I keep sitting here thinking that this shouldn't be bothering me. I should definitely be used to this kind of thing by now. A man at work passed away yesterday. I work at an assisted living home and this kind of thing happens all the time. I've been in this line of work for 10 years, give or take a few child-bearing years. I visited with him just before I left to go shopping for Bingo prizes (a very vital task) and when I returned, he was gone. Pretty normal situation, I guess.
Here's what I think is bothering me. He and his wife shared a room. They had been married since 1939. Um, that is almost 70 years.
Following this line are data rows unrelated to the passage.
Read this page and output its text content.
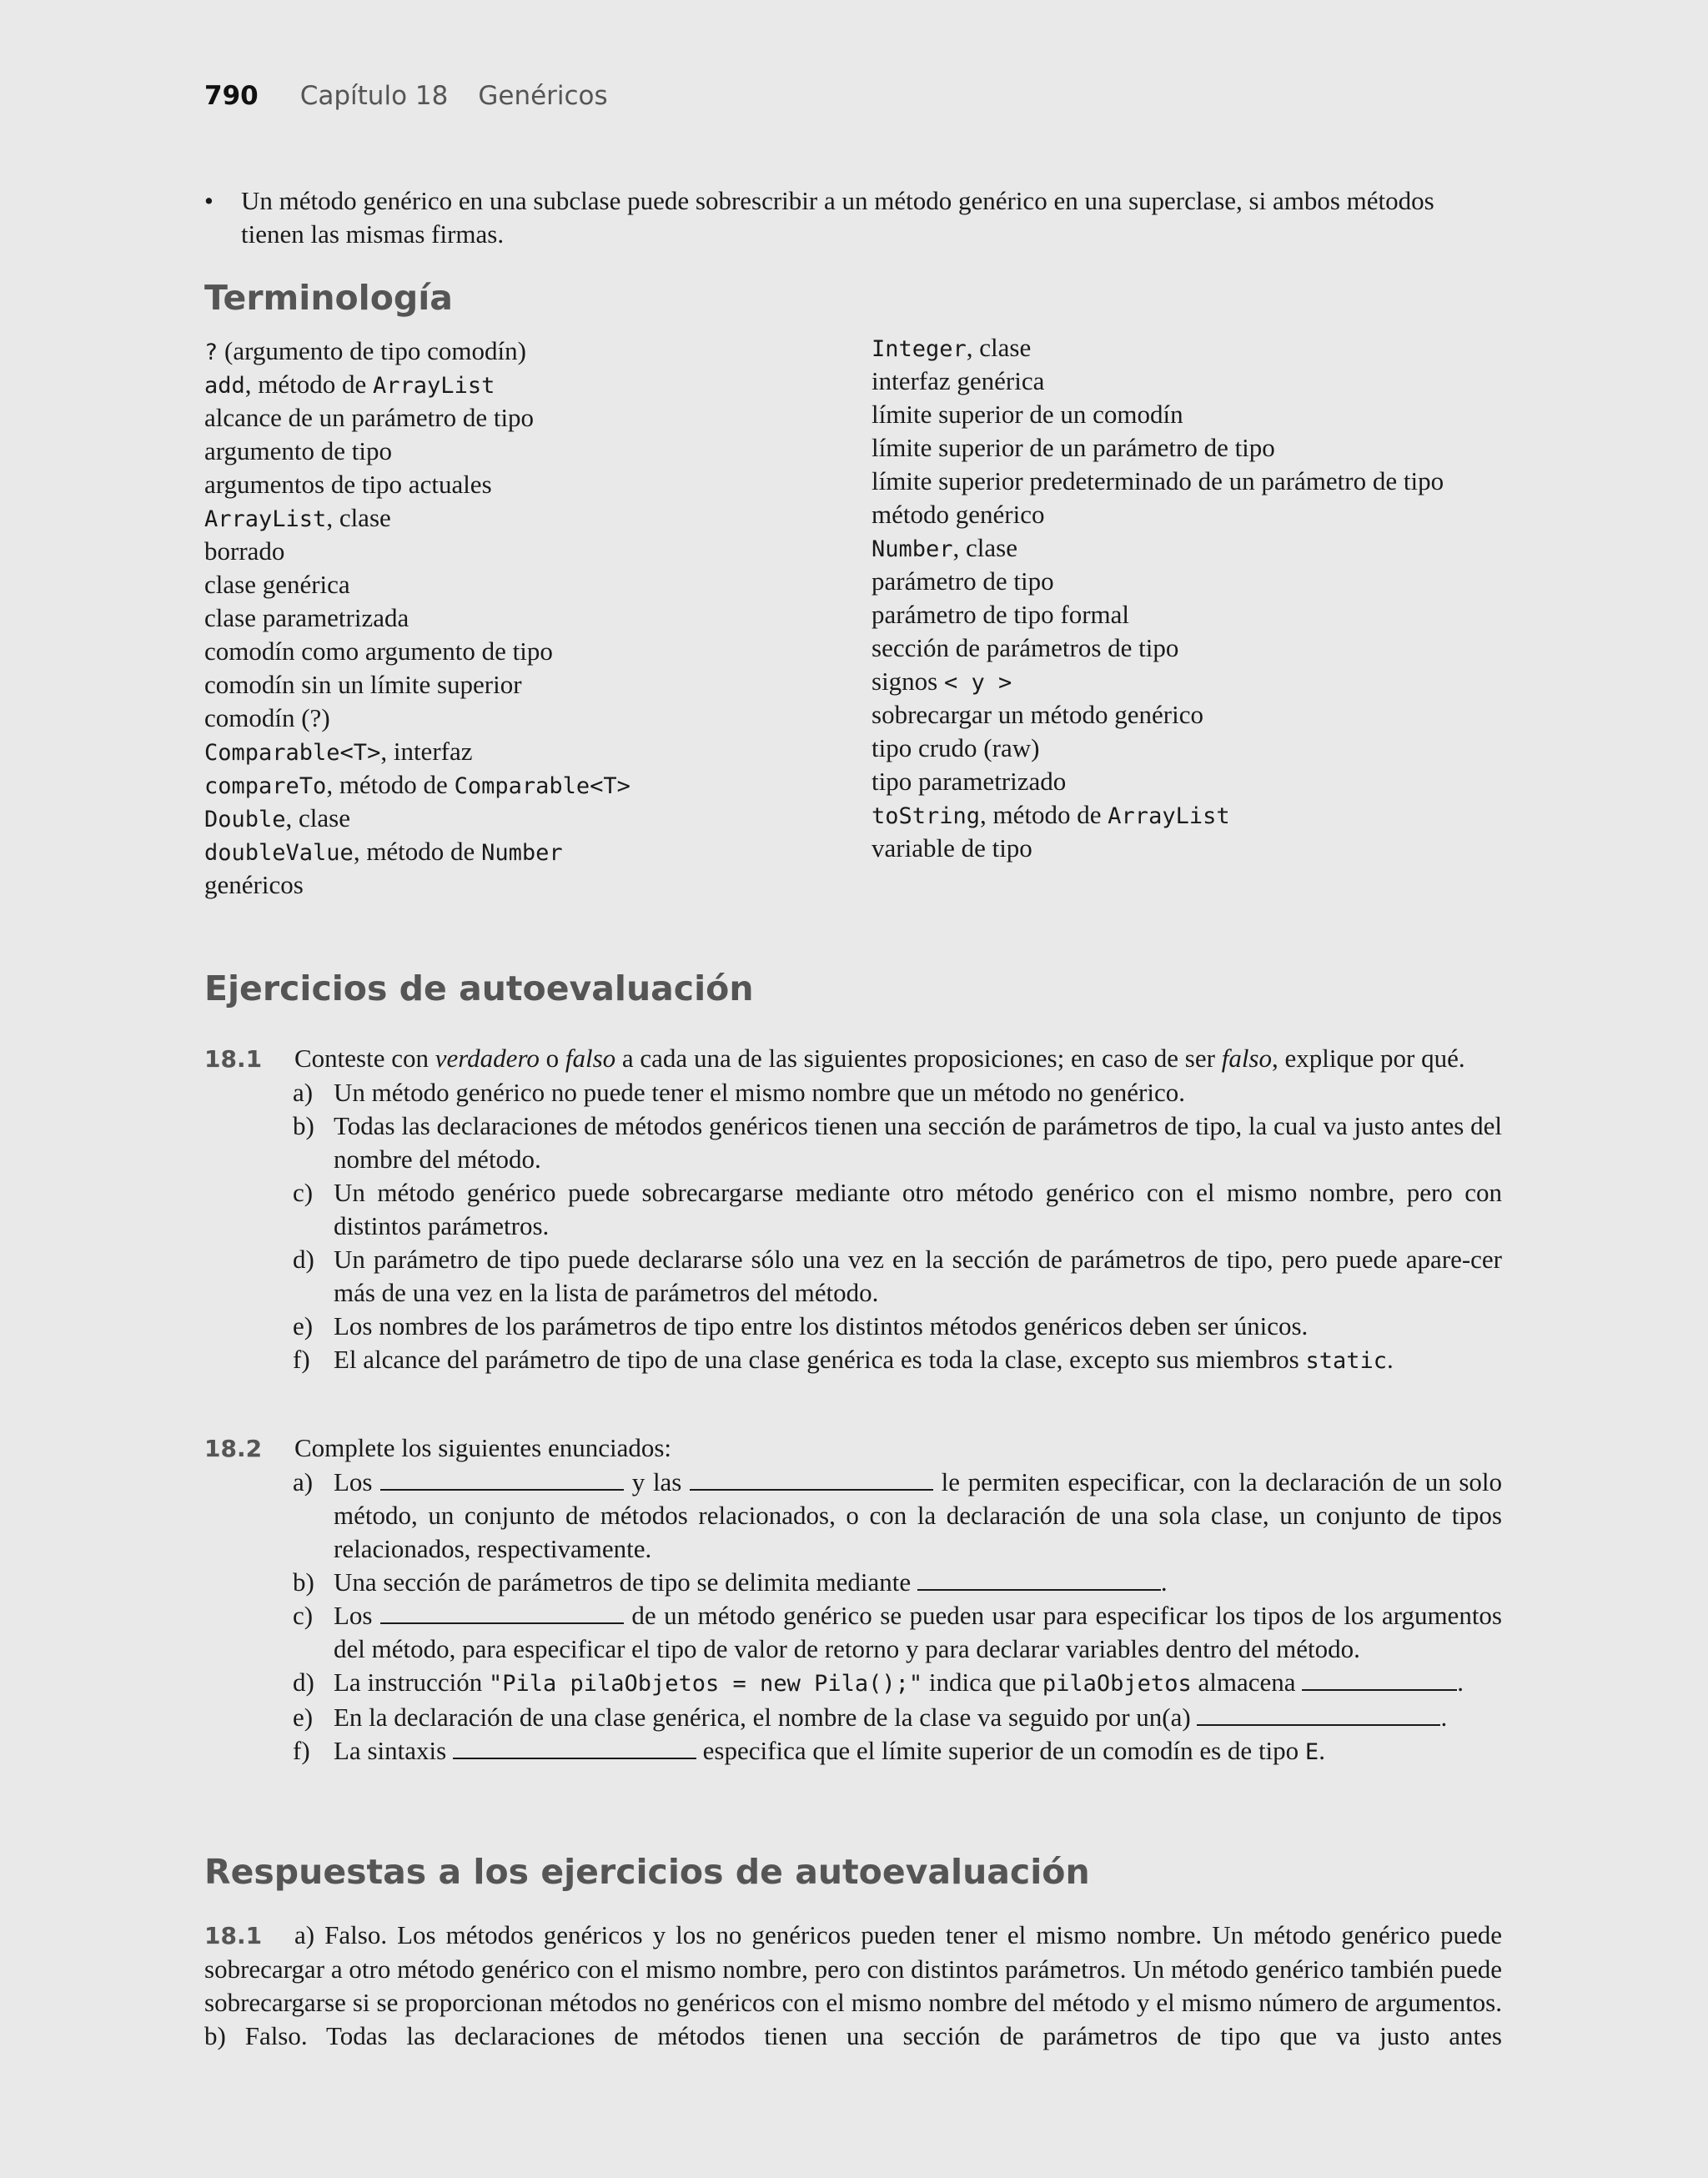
790 Capítulo 18 Genéricos
• Un método genérico en una subclase puede sobrescribir a un método genérico en una superclase, si ambos métodos tienen las mismas firmas.
Terminología
? (argumento de tipo comodín)
add, método de ArrayList
alcance de un parámetro de tipo
argumento de tipo
argumentos de tipo actuales
ArrayList, clase
borrado
clase genérica
clase parametrizada
comodín como argumento de tipo
comodín sin un límite superior
comodín (?)
Comparable<T>, interfaz
compareTo, método de Comparable<T>
Double, clase
doubleValue, método de Number
genéricos
Integer, clase
interfaz genérica
límite superior de un comodín
límite superior de un parámetro de tipo
límite superior predeterminado de un parámetro de tipo
método genérico
Number, clase
parámetro de tipo
parámetro de tipo formal
sección de parámetros de tipo
signos < y >
sobrecargar un método genérico
tipo crudo (raw)
tipo parametrizado
toString, método de ArrayList
variable de tipo
Ejercicios de autoevaluación

18.1 Conteste con verdadero o falso a cada una de las siguientes proposiciones; en caso de ser falso, explique por qué.

a) Un método genérico no puede tener el mismo nombre que un método no genérico.
b) Todas las declaraciones de métodos genéricos tienen una sección de parámetros de tipo, la cual va justo antes del nombre del método.
c) Un método genérico puede sobrecargarse mediante otro método genérico con el mismo nombre, pero con distintos parámetros.
d) Un parámetro de tipo puede declararse sólo una vez en la sección de parámetros de tipo, pero puede apare-cer más de una vez en la lista de parámetros del método.
e) Los nombres de los parámetros de tipo entre los distintos métodos genéricos deben ser únicos.
f) El alcance del parámetro de tipo de una clase genérica es toda la clase, excepto sus miembros static.

18.2 Complete los siguientes enunciados:

a) Los	y las	le permiten especificar, con la declaración de un solo método, un conjunto de métodos relacionados, o con la declaración de una sola clase, un conjunto de tipos relacionados, respectivamente.
b) Una sección de parámetros de tipo se delimita mediante	.
c) Los	de un método genérico se pueden usar para especificar los tipos de los argumentos del método, para especificar el tipo de valor de retorno y para declarar variables dentro del método.
d) La instrucción "Pila pilaObjetos = new Pila();" indica que pilaObjetos almacena	.
e) En la declaración de una clase genérica, el nombre de la clase va seguido por un(a)	.
f) La sintaxis	especifica que el límite superior de un comodín es de tipo E.
Respuestas a los ejercicios de autoevaluación

18.1 a) Falso. Los métodos genéricos y los no genéricos pueden tener el mismo nombre. Un método genérico puede sobrecargar a otro método genérico con el mismo nombre, pero con distintos parámetros. Un método genérico también puede sobrecargarse si se proporcionan métodos no genéricos con el mismo nombre del método y el mismo número de argumentos. b) Falso. Todas las declaraciones de métodos tienen una sección de parámetros de tipo que va justo antes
I walked back there and hugged the poor woman and the look in her eyes really made me feel sad. I know she was probably grateful to have him for that long. I know she probably knew it was coming soon. But he took care of her. And she needed him. And she looked so lost when the news was sinking in.
And I just realized that I am thinking of myself. And my mom. And my mother-in-law. And my sisters. And my grandma who had to live for 26 years by herself. Women almost always outlive their men. I guess I should feel like they are stronger and they can handle it, but I don't feel all independent when I see this situation firsthand.
Anyway, just have to put it out there that I am SO thankful that my husband...friend...true love...did I mention best FRIEND...companion...has been there for me for the last seven years and I hope we make it to EIGHTY years of marriage! And if he leaves me a little early, I'm just thankful I will someday have him forever.
(Sorry about the morbid post- older people just force you to think about things you don't want to sometimes.)

5 comments:

The McEwen Family said...

Very deep Natalie, yes a little morbid LOL but your right it's hard to think of ever loosing my husband because he is the same to me as your husband is to you. But there's time and all eternity which is wonderful to think of!!

Kimmy said...

Nat- I am sorry to hear that. Kind of an emotional line of work you are in, bless your heart. I hope you and Ro have 80 more years together too.

Anonymous said...

Wow, I totally cried when I read this post. I don't know if it casue my mom is dealing with that right now for a second timne or what, but it is so sad. I am so glad they have a wonderful person(you) working with them everyday to add some joy to their lives. You are awsome!

Tina said...

You have to think about these things once in awhile. It's part of life! Older people DO force you to think ahead sometimes, and it is smart to try to learn all you can from looking ahead like that.

I hope you will go back and hug her many more times....

leinbachfamily said...

Oh I'm so sad, I remember you telling me about them when I was there. the lady must feel so lost with out him.